In Edgar, the volunteer fire department is making due with the change in times.
“Years past, you could have a volunteer that would take a whole week’s shift,” said Edgar Fire Chief David Wagener. “Now, I’m happy if I can get someone to come in and take a 12-hour shift for me.”
Wagener and the Edgar Fire Department aren’t alone. According to the U.S. Fire Administration, more than 90% of fire departments in Wisconsin are all volunteer or rely mostly on volunteer firefighters, with many of them struggling to find people to join.
Lawmakers are aware of the problem, with legislators introducing Senate Bill 287, which would create three refundable tax credits for volunteer firefighters.

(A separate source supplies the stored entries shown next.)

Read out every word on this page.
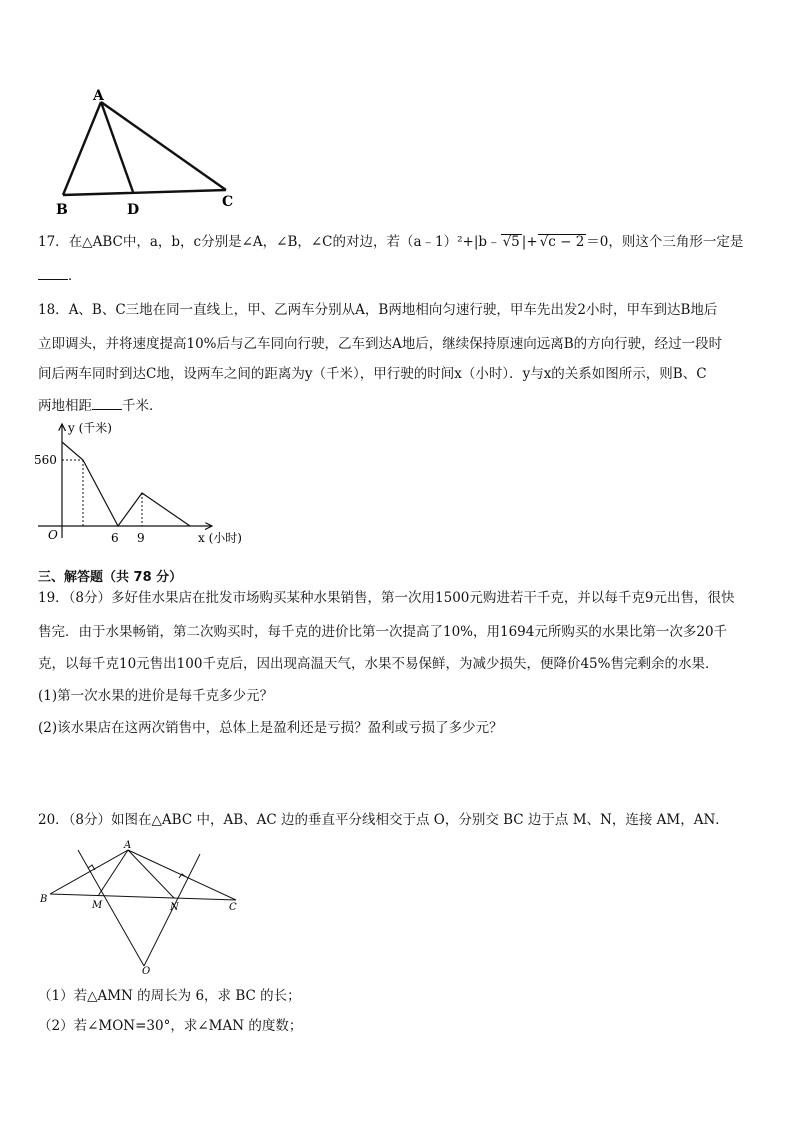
A
B	D	C
17．在△ABC中，a，b，c分别是∠A，∠B，∠C的对边，若（a﹣1）²+|b﹣ √5 |+ √c − 2 ＝0，则这个三角形一定是
．
18．A、B、C三地在同一直线上，甲、乙两车分别从A，B两地相向匀速行驶，甲车先出发2小时，甲车到达B地后
立即调头，并将速度提高10%后与乙车同向行驶，乙车到达A地后，继续保持原速向远离B的方向行驶，经过一段时
间后两车同时到达C地，设两车之间的距离为y（千米），甲行驶的时间x（小时）．y与x的关系如图所示，则B、C
两地相距 千米．
y (千米)
x (小时)
O
560
6 9
三、解答题（共 78 分）
19．（8分）多好佳水果店在批发市场购买某种水果销售，第一次用1500元购进若干千克，并以每千克9元出售，很快
售完．由于水果畅销，第二次购买时，每千克的进价比第一次提高了10%，用1694元所购买的水果比第一次多20千
克，以每千克10元售出100千克后，因出现高温天气，水果不易保鲜，为减少损失，便降价45%售完剩余的水果．
(1)第一次水果的进价是每千克多少元？
(2)该水果店在这两次销售中，总体上是盈利还是亏损？盈利或亏损了多少元？
20．（8分）如图在△ABC 中，AB、AC 边的垂直平分线相交于点 O，分别交 BC 边于点 M、N，连接 AM，AN．
A
B
M	N	C
O
（1）若△AMN 的周长为 6，求 BC 的长；
（2）若∠MON=30°，求∠MAN 的度数；
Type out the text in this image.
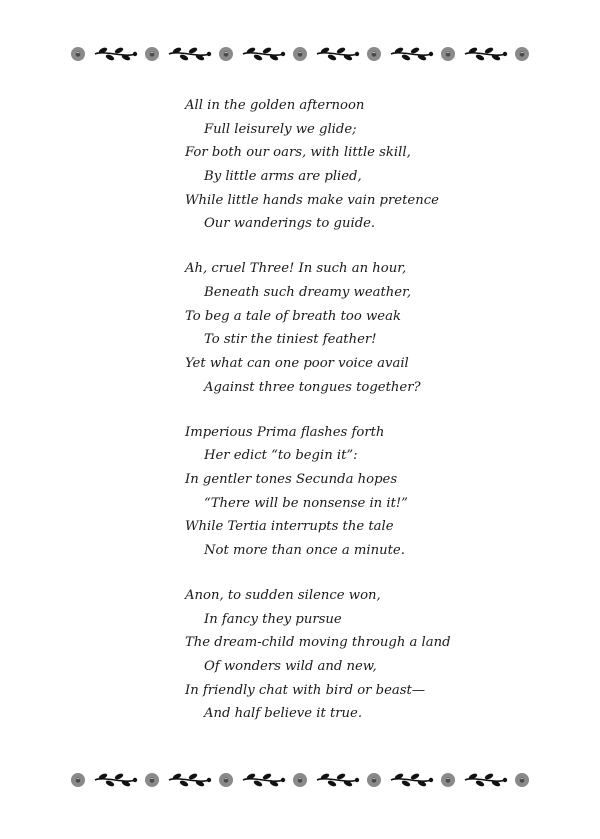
All in the golden afternoon
Full leisurely we glide;
For both our oars, with little skill,
By little arms are plied,
While little hands make vain pretence
Our wanderings to guide.
Ah, cruel Three! In such an hour,
Beneath such dreamy weather,
To beg a tale of breath too weak
To stir the tiniest feather!
Yet what can one poor voice avail
Against three tongues together?
Imperious Prima flashes forth
Her edict “to begin it”:
In gentler tones Secunda hopes
“There will be nonsense in it!”
While Tertia interrupts the tale
Not more than once a minute.
Anon, to sudden silence won,
In fancy they pursue
The dream-child moving through a land
Of wonders wild and new,
In friendly chat with bird or beast—
And half believe it true.
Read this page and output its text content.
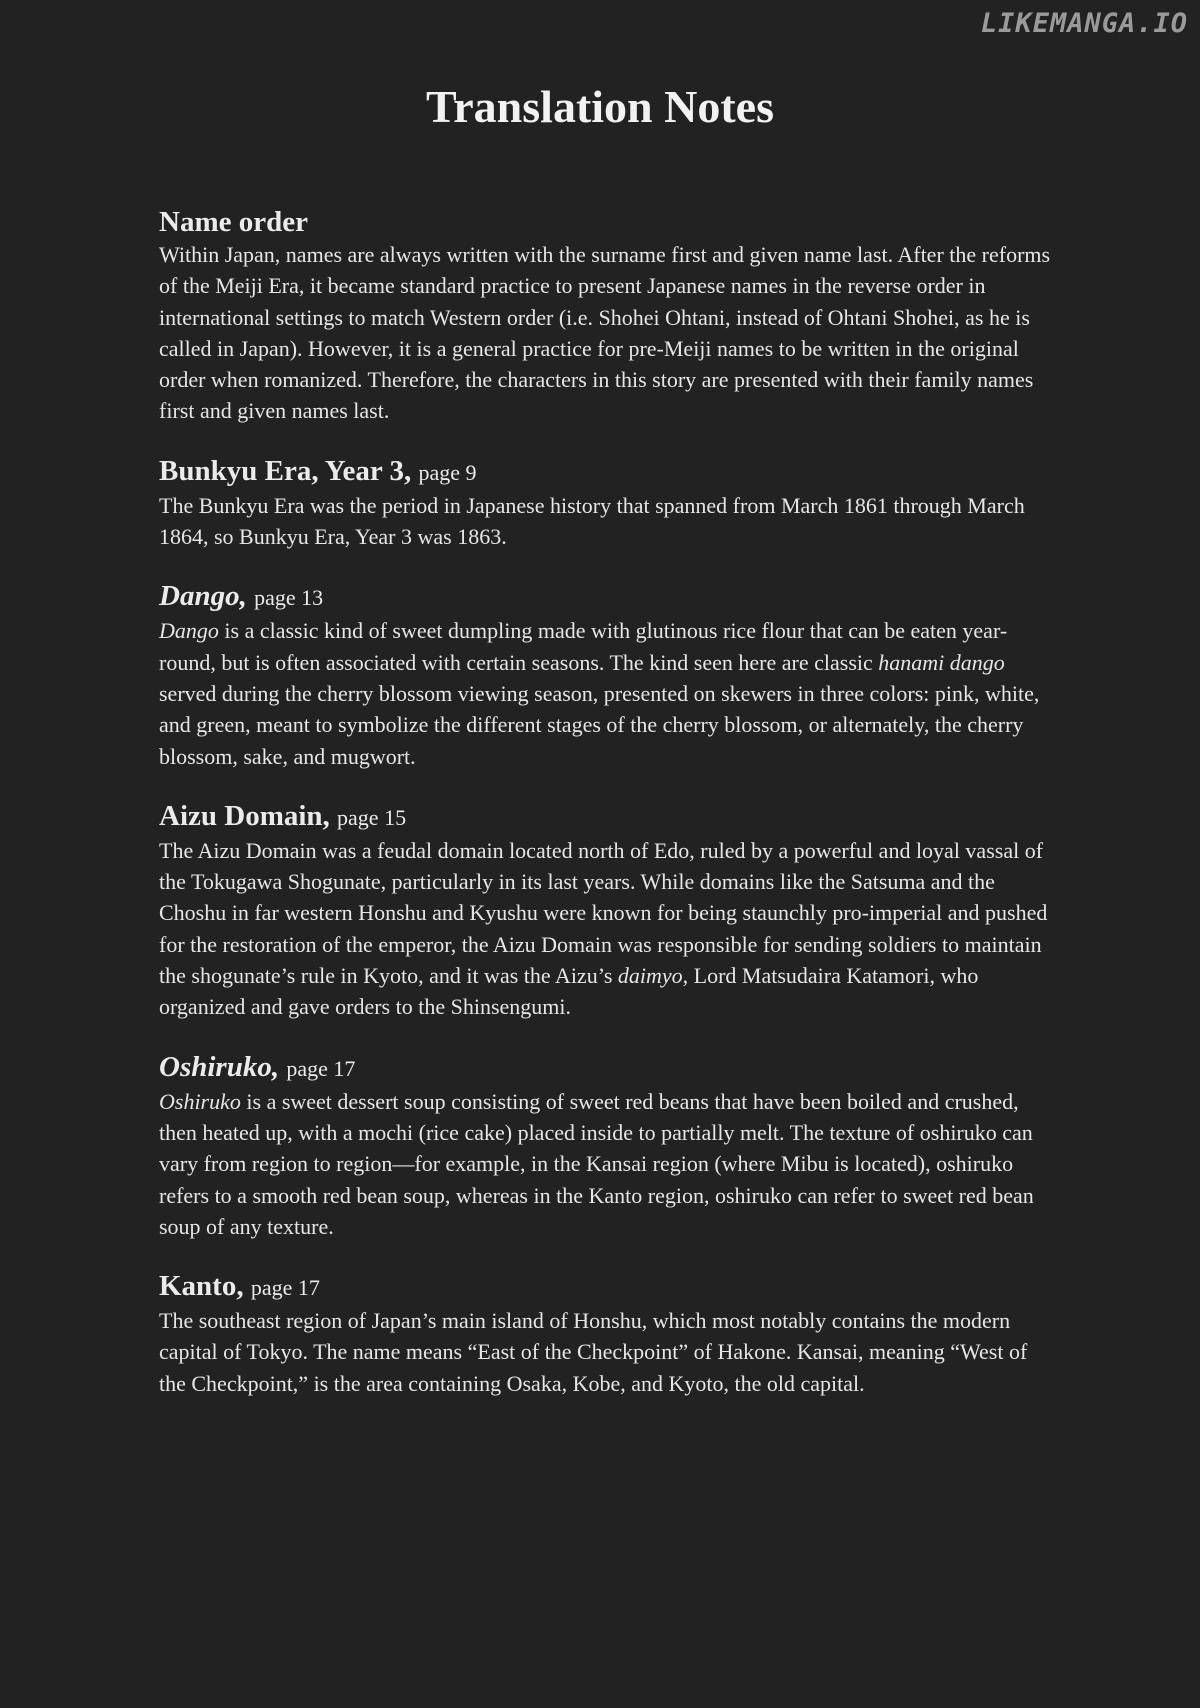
LIKEMANGA.IO
Translation Notes

Name order

Within Japan, names are always written with the surname first and given name last. After the reforms of the Meiji Era, it became standard practice to present Japanese names in the reverse order in international settings to match Western order (i.e. Shohei Ohtani, instead of Ohtani Shohei, as he is called in Japan). However, it is a general practice for pre-Meiji names to be written in the original order when romanized. Therefore, the characters in this story are presented with their family names first and given names last.

Bunkyu Era, Year 3, page 9

The Bunkyu Era was the period in Japanese history that spanned from March 1861 through March 1864, so Bunkyu Era, Year 3 was 1863.

Dango, page 13

Dango is a classic kind of sweet dumpling made with glutinous rice flour that can be eaten year-round, but is often associated with certain seasons. The kind seen here are classic hanami dango served during the cherry blossom viewing season, presented on skewers in three colors: pink, white, and green, meant to symbolize the different stages of the cherry blossom, or alternately, the cherry blossom, sake, and mugwort.

Aizu Domain, page 15

The Aizu Domain was a feudal domain located north of Edo, ruled by a powerful and loyal vassal of the Tokugawa Shogunate, particularly in its last years. While domains like the Satsuma and the Choshu in far western Honshu and Kyushu were known for being staunchly pro-imperial and pushed for the restoration of the emperor, the Aizu Domain was responsible for sending soldiers to maintain the shogunate’s rule in Kyoto, and it was the Aizu’s daimyo, Lord Matsudaira Katamori, who organized and gave orders to the Shinsengumi.

Oshiruko, page 17

Oshiruko is a sweet dessert soup consisting of sweet red beans that have been boiled and crushed, then heated up, with a mochi (rice cake) placed inside to partially melt. The texture of oshiruko can vary from region to region—for example, in the Kansai region (where Mibu is located), oshiruko refers to a smooth red bean soup, whereas in the Kanto region, oshiruko can refer to sweet red bean soup of any texture.

Kanto, page 17

The southeast region of Japan’s main island of Honshu, which most notably contains the modern capital of Tokyo. The name means “East of the Checkpoint” of Hakone. Kansai, meaning “West of the Checkpoint,” is the area containing Osaka, Kobe, and Kyoto, the old capital.
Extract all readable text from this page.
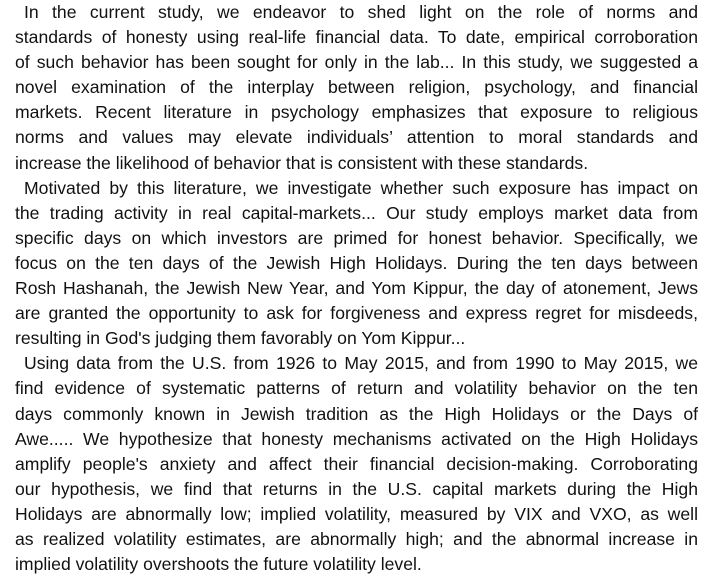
In the current study, we endeavor to shed light on the role of norms and
standards of honesty using real-life financial data. To date, empirical corroboration
of such behavior has been sought for only in the lab... In this study, we suggested a
novel examination of the interplay between religion, psychology, and financial
markets. Recent literature in psychology emphasizes that exposure to religious
norms and values may elevate individuals’ attention to moral standards and
increase the likelihood of behavior that is consistent with these standards.

Motivated by this literature, we investigate whether such exposure has impact on
the trading activity in real capital-markets... Our study employs market data from
specific days on which investors are primed for honest behavior. Specifically, we
focus on the ten days of the Jewish High Holidays. During the ten days between
Rosh Hashanah, the Jewish New Year, and Yom Kippur, the day of atonement, Jews
are granted the opportunity to ask for forgiveness and express regret for misdeeds,
resulting in God's judging them favorably on Yom Kippur...

Using data from the U.S. from 1926 to May 2015, and from 1990 to May 2015, we
find evidence of systematic patterns of return and volatility behavior on the ten
days commonly known in Jewish tradition as the High Holidays or the Days of
Awe..... We hypothesize that honesty mechanisms activated on the High Holidays
amplify people's anxiety and affect their financial decision-making. Corroborating
our hypothesis, we find that returns in the U.S. capital markets during the High
Holidays are abnormally low; implied volatility, measured by VIX and VXO, as well
as realized volatility estimates, are abnormally high; and the abnormal increase in
implied volatility overshoots the future volatility level.
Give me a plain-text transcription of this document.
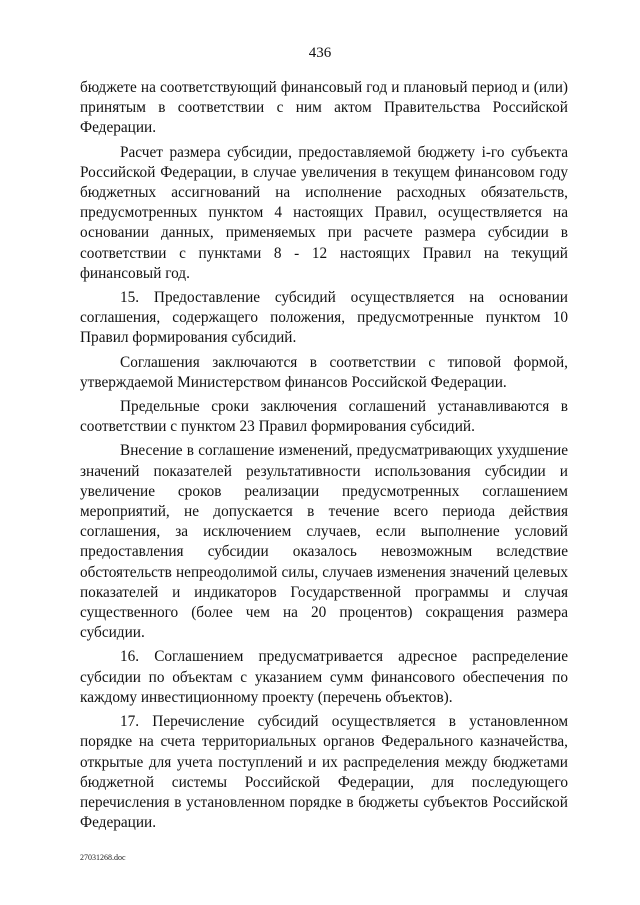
436

бюджете на соответствующий финансовый год и плановый период и (или) принятым в соответствии с ним актом Правительства Российской Федерации.

Расчет размера субсидии, предоставляемой бюджету i-го субъекта Российской Федерации, в случае увеличения в текущем финансовом году бюджетных ассигнований на исполнение расходных обязательств, предусмотренных пунктом 4 настоящих Правил, осуществляется на основании данных, применяемых при расчете размера субсидии в соответствии с пунктами 8 - 12 настоящих Правил на текущий финансовый год.

15. Предоставление субсидий осуществляется на основании соглашения, содержащего положения, предусмотренные пунктом 10 Правил формирования субсидий.

Соглашения заключаются в соответствии с типовой формой, утверждаемой Министерством финансов Российской Федерации.

Предельные сроки заключения соглашений устанавливаются в соответствии с пунктом 23 Правил формирования субсидий.

Внесение в соглашение изменений, предусматривающих ухудшение значений показателей результативности использования субсидии и увеличение сроков реализации предусмотренных соглашением мероприятий, не допускается в течение всего периода действия соглашения, за исключением случаев, если выполнение условий предоставления субсидии оказалось невозможным вследствие обстоятельств непреодолимой силы, случаев изменения значений целевых показателей и индикаторов Государственной программы и случая существенного (более чем на 20 процентов) сокращения размера субсидии.

16. Соглашением предусматривается адресное распределение субсидии по объектам с указанием сумм финансового обеспечения по каждому инвестиционному проекту (перечень объектов).

17. Перечисление субсидий осуществляется в установленном порядке на счета территориальных органов Федерального казначейства, открытые для учета поступлений и их распределения между бюджетами бюджетной системы Российской Федерации, для последующего перечисления в установленном порядке в бюджеты субъектов Российской Федерации.

27031268.doc
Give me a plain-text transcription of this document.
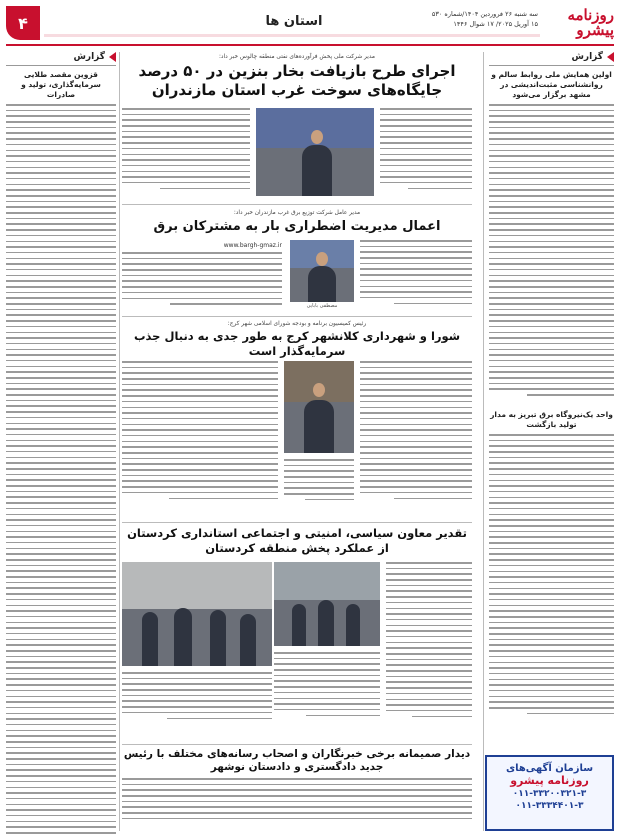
روزنامه پیشرو
سه شنبه ۲۶ فروردین ۱۴۰۴/شماره ۵۳۰
۱۵ آوریل ۲۰۲۵/ ۱۷ شوال ۱۴۴۶
استان ها
۴
گزارش
اولین همایش ملی روابط سالم و روانشناسی مثبت‌اندیشی در مشهد برگزار می‌شود
واحد یک‌نیروگاه برق تبریز به مدار تولید بازگشت
سازمان آگهی‌های
روزنامه پیشرو
۰۱۱-۳۳۲۰۰۳۲۱-۳
۰۱۱-۳۳۳۴۴۰۱-۳
گزارش
قزوین مقصد طلایی سرمایه‌گذاری، تولید و صادرات
مدیر شرکت ملی پخش فرآورده‌های نفتی منطقه چالوس خبر داد:
اجرای طرح بازیافت بخار بنزین در ۵۰ درصد جایگاه‌های سوخت غرب استان مازندران
مدیر عامل شرکت توزیع برق غرب مازندران خبر داد:
اعمال مدیریت اضطراری بار به مشترکان برق
مصطفی بابایی
www.bargh-gmaz.ir
رئیس کمیسیون برنامه و بودجه شورای اسلامی شهر کرج:
شورا و شهرداری کلانشهر کرج به طور جدی به دنبال جذب سرمایه‌گذار است
تقدیر معاون سیاسی، امنیتی و اجتماعی استانداری کردستان از عملکرد پخش منطقه کردستان
دیدار صمیمانه برخی خبرنگاران و اصحاب رسانه‌های مختلف با رئیس جدید دادگستری و دادستان نوشهر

The first credit would include $300 for responders who have served for at least one year and $600 for responders who have served for more than 5 years. The second of the three credits is equal to $20 for each hour, up to 25 hours, that a responder attends training or education courses, with the third credit being reimbursed for mileage or other expenses.
NewsChannel 7 reached out to Senator Patrick Testin’s office for an update on the bill, which he helped introduce. It has yet to be passed, but lawmakers hope to gain enough traction to pass it through this fall, with the idea that it will encourage more people to join a volunteer department.
In the meantime, departments are having to get creative with how they recruit new volunteers, including taking to social media and making appearances at schools and town picnics.
Wagener says there is a great honor in being a firefighter, and serving your community.
“There is an honor and a trust that goes along with being a firefighter, or EMT or policeman for that matter,” said Wagener. “I think that’s what moves a lot of volunteers forward in their career, is having that pride and knowing they helped their neighbors in a situation that they needed.”